Even that description in the wikipedia article acknowledges that if you pull far enough back to the origin mathematics, you get something morally symbolic out where you initially produce the code, but by pushing it down into the code, we just calculate the derivative for the value you are using while we calculate f(x), rather than plug it into an explicit formula for f'(x).

9. mekwasabi

You juggle effortlessly two ideas close to my researcher’s heart: machine learning and functional programming (though I’ve never implemented ML in FP, but I reckon there’s plenty of opportunity here).
So if I understand correctly, your AD library requires (invertible,terminating) functions with known Jacobians as respectively the first and second argument to lift1 (how is the operator that maps a manifold to its tangent bundle called?)
Moreover, where can I find some MWEs of your AD library? I’ve cabal installed it, for the time being

10. Dominic Steinitz

I am not sure to whom you are addressing your comment. The AD library was written by (I think) Edward Kmett and Barak Pearlmutter. I just used it in my blog article on Extended Kalman Filters (https://idontgetoutmuch.wordpress.com/2014/09/09/fun-with-extended-kalman-filters-4/). I have probably used it in other places. I don’t think the functions need to be invertible just differentiable. Hope this helps.

Way back in the day Pearlmutter and Siskind had written a ton of beautiful papers on “Lambda the Ultimate Backpropagator”, etc.

Pearlmutter and Siskind had used a fresh tag supply to get this safety in stalingrad, their compiler for a scheme-like with built-in AD. Björn’s adaptation let them approximate this in Haskell at least in a setting where the combinators are properly nested. Some things like ‘flip grad’ ceased to be well-typed, so some flexibility was lost, and rank-n types can be more painful to work with, but correctness was preserved.

Somewhere along the way Conal Elliott wrote a nice article on Beautiful Differentiation describing forward mode, packaging up the sort of folklore of the time on AD.

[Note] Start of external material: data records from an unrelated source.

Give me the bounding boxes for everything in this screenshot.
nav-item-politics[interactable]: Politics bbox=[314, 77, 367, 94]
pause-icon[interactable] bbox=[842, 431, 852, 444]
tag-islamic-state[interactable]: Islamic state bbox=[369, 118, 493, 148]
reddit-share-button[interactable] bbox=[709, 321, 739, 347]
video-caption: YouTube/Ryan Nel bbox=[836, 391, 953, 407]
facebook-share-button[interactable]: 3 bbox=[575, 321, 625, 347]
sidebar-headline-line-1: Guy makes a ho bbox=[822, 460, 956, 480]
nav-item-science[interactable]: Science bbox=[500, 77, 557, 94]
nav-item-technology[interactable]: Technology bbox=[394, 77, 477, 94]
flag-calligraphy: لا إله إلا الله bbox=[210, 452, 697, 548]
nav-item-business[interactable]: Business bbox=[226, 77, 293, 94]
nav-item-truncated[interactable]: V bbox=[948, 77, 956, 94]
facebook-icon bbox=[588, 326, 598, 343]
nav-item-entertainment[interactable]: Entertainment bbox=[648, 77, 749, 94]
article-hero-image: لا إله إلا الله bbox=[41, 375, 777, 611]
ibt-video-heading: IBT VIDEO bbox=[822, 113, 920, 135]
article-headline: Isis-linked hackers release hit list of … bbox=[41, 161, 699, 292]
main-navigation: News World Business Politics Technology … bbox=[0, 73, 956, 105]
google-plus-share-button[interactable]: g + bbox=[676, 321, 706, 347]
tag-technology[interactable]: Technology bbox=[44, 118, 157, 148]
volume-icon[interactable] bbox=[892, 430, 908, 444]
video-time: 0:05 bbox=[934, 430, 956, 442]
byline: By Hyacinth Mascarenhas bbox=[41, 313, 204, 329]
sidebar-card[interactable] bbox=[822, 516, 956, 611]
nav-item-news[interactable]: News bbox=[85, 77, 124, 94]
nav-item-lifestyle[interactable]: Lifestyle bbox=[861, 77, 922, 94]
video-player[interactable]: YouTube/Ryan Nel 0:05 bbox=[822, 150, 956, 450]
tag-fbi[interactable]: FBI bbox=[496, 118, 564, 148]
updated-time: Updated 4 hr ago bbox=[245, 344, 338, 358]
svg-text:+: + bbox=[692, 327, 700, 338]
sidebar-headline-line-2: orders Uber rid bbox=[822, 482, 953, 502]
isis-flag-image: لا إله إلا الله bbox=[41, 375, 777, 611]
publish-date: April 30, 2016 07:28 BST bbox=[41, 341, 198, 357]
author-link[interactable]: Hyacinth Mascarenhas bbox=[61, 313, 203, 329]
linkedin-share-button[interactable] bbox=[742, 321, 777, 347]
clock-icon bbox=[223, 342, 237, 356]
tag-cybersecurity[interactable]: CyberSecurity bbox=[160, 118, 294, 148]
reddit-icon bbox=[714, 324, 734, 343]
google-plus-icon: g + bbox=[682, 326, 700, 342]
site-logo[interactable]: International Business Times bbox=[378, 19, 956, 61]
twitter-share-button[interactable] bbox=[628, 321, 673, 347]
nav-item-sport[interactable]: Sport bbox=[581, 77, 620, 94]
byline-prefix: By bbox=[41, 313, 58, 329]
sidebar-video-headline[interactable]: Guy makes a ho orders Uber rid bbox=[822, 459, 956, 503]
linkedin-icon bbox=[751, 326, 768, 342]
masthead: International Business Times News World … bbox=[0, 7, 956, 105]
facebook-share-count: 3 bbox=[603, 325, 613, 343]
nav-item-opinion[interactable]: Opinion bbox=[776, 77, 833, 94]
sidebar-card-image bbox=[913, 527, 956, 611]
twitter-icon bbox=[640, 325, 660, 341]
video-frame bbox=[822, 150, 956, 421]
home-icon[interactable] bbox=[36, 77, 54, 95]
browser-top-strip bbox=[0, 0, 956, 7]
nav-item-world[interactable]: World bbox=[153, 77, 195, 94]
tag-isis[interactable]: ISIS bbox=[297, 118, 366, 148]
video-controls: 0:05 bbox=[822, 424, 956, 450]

Barak Pearlmutter wrote “fad” with Bjorn Buckwalter and Jeffrey Mark Siskind, which worked on a lazy forward mode derivative tower. The difference between Barak et al. and Conal’s encoding is that Björn had borrowed a trick from an article by Chung-Chieh Shan on his blog to avoid perturbation/sensitivity confusion problems.

I build a reverse mode AD library “rad” based loosely on its API, and stole Björn’s trick for using quantifiers to “brand” your infinitesimals in response to a stack overflow question. To do this I used Andy Gill’s work on “observable sharing” from Kansas Lava, so my reverse mode was rather non-standard and instead based on a topological sort of the graph rather than a linear tape.

I then went off and built a framework for doing reverse mode via tapes (Wengert lists), various sparse and dense variants on forward mode, etc. hiding the choice of mode behind the quantifier Chung-Chieh introduced.

Anthony Cowley helped me scale the “ad” package up to hundreds of thousands of variables to better support his work on computer vision and motion planning for robots.

However, the decision of how to “hide the mode” ultimately turned out to be limiting the end user’s ability to define new primitive numeric operations, so we redesigned the library and ad 4 was released after a considerable overhaul by me and Alex Lang.

12. Invertability is definitely not required. Termination is only required if you look at it.😉

13. mekwasabi

thank you Dominic and Edward for the clarifications and inspiring work.

Unfortunately I cannot get these examples to work due to a build error in one of random-fu’s dependencies ( I already filed a bug report), but I will soon try the AD library.